Prediction of Phase Diagrams and Associated Phase Structural Properties

Abstract

Phase diagrams provide useful information to understand materials, helping to design new materials with better properties. In this work, we used commercially available databases consisting of binary and ternary diagrams to train an AI system able to predict the phases resulting from the mixture of compounds at a given temperature and pressure conditions. The first step was to extract the data from the NIST database of ceramic materials. We processed the NIST 31 database consisting of 29,480 phase diagrams. Each diagram is a collection of points, lines, arrows, and labels that we used to construct a graphical representation of each diagram. The process consisted in parsing these geometrical elements to identify the regions and the corresponding labels of each diagram. We extracted data from 8,649 binary and 5,815 ternary diagrams for 14,464 diagrams. The text labels in each region of phase diagrams referred to a mixture of phase descriptors (solid, liquid, glass/amorphous, vapor), crystal structure descriptors, and chemical formulas. We trained different models to predict these phase descriptors. In addition, we used the ICSD database to train additional models to predict the Bravais lattice, the type of structure, and the local atomic environment.
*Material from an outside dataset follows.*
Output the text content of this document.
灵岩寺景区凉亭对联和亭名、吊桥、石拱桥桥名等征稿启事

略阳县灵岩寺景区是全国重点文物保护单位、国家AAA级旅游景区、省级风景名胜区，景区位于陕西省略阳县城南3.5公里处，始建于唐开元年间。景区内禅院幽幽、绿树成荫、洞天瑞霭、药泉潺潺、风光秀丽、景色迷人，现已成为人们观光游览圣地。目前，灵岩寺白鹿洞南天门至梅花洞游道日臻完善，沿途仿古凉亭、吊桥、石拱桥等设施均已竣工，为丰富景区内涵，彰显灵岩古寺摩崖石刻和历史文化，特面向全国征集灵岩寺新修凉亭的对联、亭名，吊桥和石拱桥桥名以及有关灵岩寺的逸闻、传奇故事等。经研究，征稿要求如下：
The pipeline in Fig. 1 illustrates how ICSD-trained models can be used to predict structural properties from the chemical formulas of solid systems to give further predictions of the models trained on NIST data. Alternatively, the models trained on ICSD can directly take a user-given input consisting of composition and optionally a temperature and pressure in inputs. The computationally efficient data-driven methods presented in Ref. 1 show how these models can help material to estimate the structure of a mixture of elements in any proportion over a wide temperature range. The encoder-decoder models described in this work can be trained and run for inference via the granular framework from GT4SD 2, an open-source library to accelerate hypothesis generation in scientific discoveries.